Indonesia Menyapa, Jakarta — Wakil Ketua Umum DPP PKB Cucun Ahmad Syamsurijal menyatakan keprihatinannya atas penetapan tersangka oleh KPK RI terhadap Gubernur Riau Abdul Wahid.
Cucun mengaku tidak percaya dengan tindakan yang dilakukan Abdul Wahid yang notabene kader PKB.
“Kami terhadap kader pasti ya. Kita turut prihatin dan menyampaikan rasa apa, kita juga kepedulian bahwa kok bisa terjadi seperti ini ya di kader kami,” kata Cucun saat ditemui awak media di Ruang Rapat Badan Anggaran (Banggar) DPR RI, Kompleks Parlemen, Senayan, Jakarta, Rabu (5/11/2025).
Terhadap peristiwa hukum ini, Cucun mewanti-wanti kepada seluruh kader PKB yang memiliki jabatan di eksekutif ataupun legislatif untuk mawas diri.
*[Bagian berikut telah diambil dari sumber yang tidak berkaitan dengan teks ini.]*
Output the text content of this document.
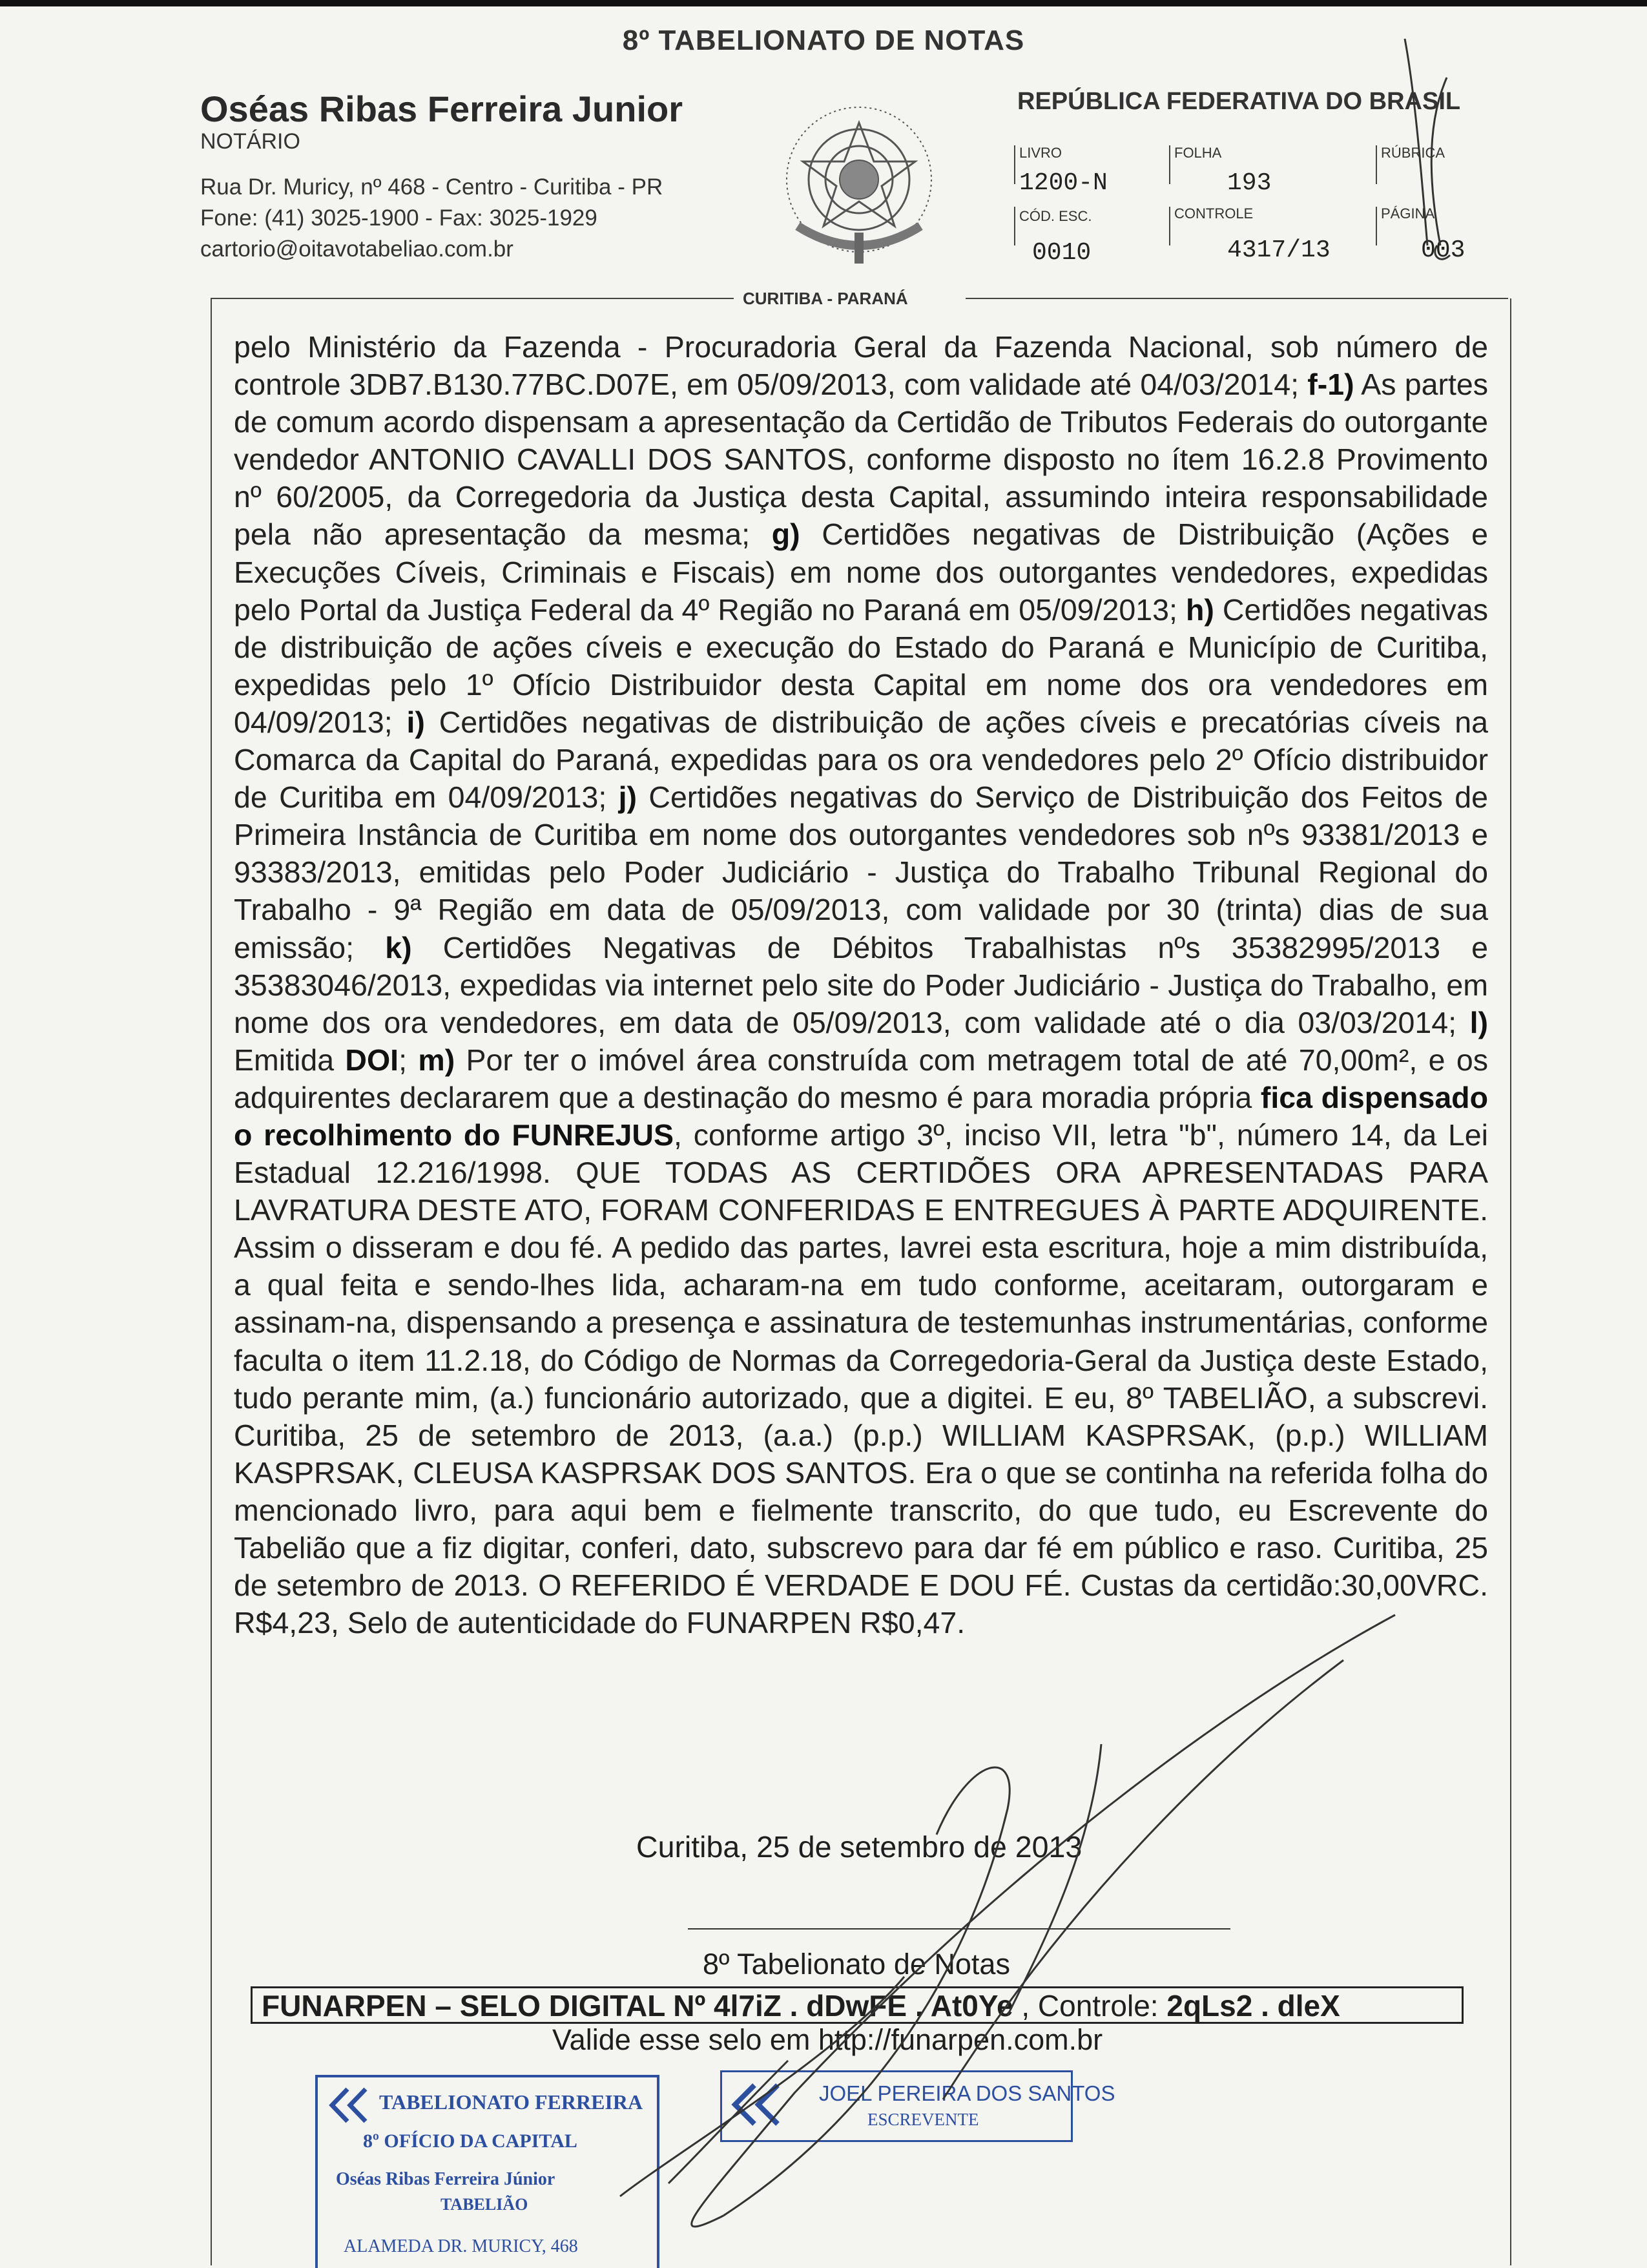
8º TABELIONATO DE NOTAS
Oséas Ribas Ferreira Junior
NOTÁRIO
Rua Dr. Muricy, nº 468 - Centro - Curitiba - PR
Fone: (41) 3025-1900 - Fax: 3025-1929
cartorio@oitavotabeliao.com.br
REPÚBLICA FEDERATIVA DO BRASIL
LIVRO
1200-N
FOLHA
193
RÚBRICA
CÓD. ESC.
0010
CONTROLE
4317/13
PÁGINA
003
CURITIBA - PARANÁ
pelo Ministério da Fazenda - Procuradoria Geral da Fazenda Nacional, sob número de controle 3DB7.B130.77BC.D07E, em 05/09/2013, com validade até 04/03/2014; f-1) As partes de comum acordo dispensam a apresentação da Certidão de Tributos Federais do outorgante vendedor ANTONIO CAVALLI DOS SANTOS, conforme disposto no ítem 16.2.8 Provimento nº 60/2005, da Corregedoria da Justiça desta Capital, assumindo inteira responsabilidade pela não apresentação da mesma; g) Certidões negativas de Distribuição (Ações e Execuções Cíveis, Criminais e Fiscais) em nome dos outorgantes vendedores, expedidas pelo Portal da Justiça Federal da 4º Região no Paraná em 05/09/2013; h) Certidões negativas de distribuição de ações cíveis e execução do Estado do Paraná e Município de Curitiba, expedidas pelo 1º Ofício Distribuidor desta Capital em nome dos ora vendedores em 04/09/2013; i) Certidões negativas de distribuição de ações cíveis e precatórias cíveis na Comarca da Capital do Paraná, expedidas para os ora vendedores pelo 2º Ofício distribuidor de Curitiba em 04/09/2013; j) Certidões negativas do Serviço de Distribuição dos Feitos de Primeira Instância de Curitiba em nome dos outorgantes vendedores sob nºs 93381/2013 e 93383/2013, emitidas pelo Poder Judiciário - Justiça do Trabalho Tribunal Regional do Trabalho - 9ª Região em data de 05/09/2013, com validade por 30 (trinta) dias de sua emissão; k) Certidões Negativas de Débitos Trabalhistas nºs 35382995/2013 e 35383046/2013, expedidas via internet pelo site do Poder Judiciário - Justiça do Trabalho, em nome dos ora vendedores, em data de 05/09/2013, com validade até o dia 03/03/2014; l) Emitida DOI; m) Por ter o imóvel área construída com metragem total de até 70,00m², e os adquirentes declararem que a destinação do mesmo é para moradia própria fica dispensado o recolhimento do FUNREJUS, conforme artigo 3º, inciso VII, letra "b", número 14, da Lei Estadual 12.216/1998. QUE TODAS AS CERTIDÕES ORA APRESENTADAS PARA LAVRATURA DESTE ATO, FORAM CONFERIDAS E ENTREGUES À PARTE ADQUIRENTE. Assim o disseram e dou fé. A pedido das partes, lavrei esta escritura, hoje a mim distribuída, a qual feita e sendo-lhes lida, acharam-na em tudo conforme, aceitaram, outorgaram e assinam-na, dispensando a presença e assinatura de testemunhas instrumentárias, conforme faculta o item 11.2.18, do Código de Normas da Corregedoria-Geral da Justiça deste Estado, tudo perante mim, (a.) funcionário autorizado, que a digitei. E eu, 8º TABELIÃO, a subscrevi. Curitiba, 25 de setembro de 2013, (a.a.) (p.p.) WILLIAM KASPRSAK, (p.p.) WILLIAM KASPRSAK, CLEUSA KASPRSAK DOS SANTOS. Era o que se continha na referida folha do mencionado livro, para aqui bem e fielmente transcrito, do que tudo, eu Escrevente do Tabelião que a fiz digitar, conferi, dato, subscrevo para dar fé em público e raso. Curitiba, 25 de setembro de 2013. O REFERIDO É VERDADE E DOU FÉ. Custas da certidão:30,00VRC. R$4,23, Selo de autenticidade do FUNARPEN R$0,47.
Curitiba, 25 de setembro de 2013
8º Tabelionato de Notas
FUNARPEN – SELO DIGITAL Nº 4l7iZ . dDwFE . At0Ye , Controle: 2qLs2 . dleX
Valide esse selo em http://funarpen.com.br
TABELIONATO FERREIRA
8º OFÍCIO DA CAPITAL
Oséas Ribas Ferreira Júnior
TABELIÃO
ALAMEDA DR. MURICY, 468
JOEL PEREIRA DOS SANTOS
ESCREVENTE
Dia meminta agar kepercayaan yang telah diberikan oleh rakyat bisa dijaga dan diemban dengan baik.
“Kemudian kita juga melihat seperti ini mengingatkan kepada seluruh kader yang menjadi kepala daerah atau juga sekarang yang menjadi baik eksekutif maupun legislatif di bawah diberikan kepercayaan kami dan semua untuk melihat satu apa gambaran seperti ini jadi catatan jangan sampai terjadi lagi,” ucap dia.
Dia menegaskan jangan sampai peristiwa yang dialami oleh Abdul Wahid turut terjadi dan menjerat kader PKB lainnya nanti.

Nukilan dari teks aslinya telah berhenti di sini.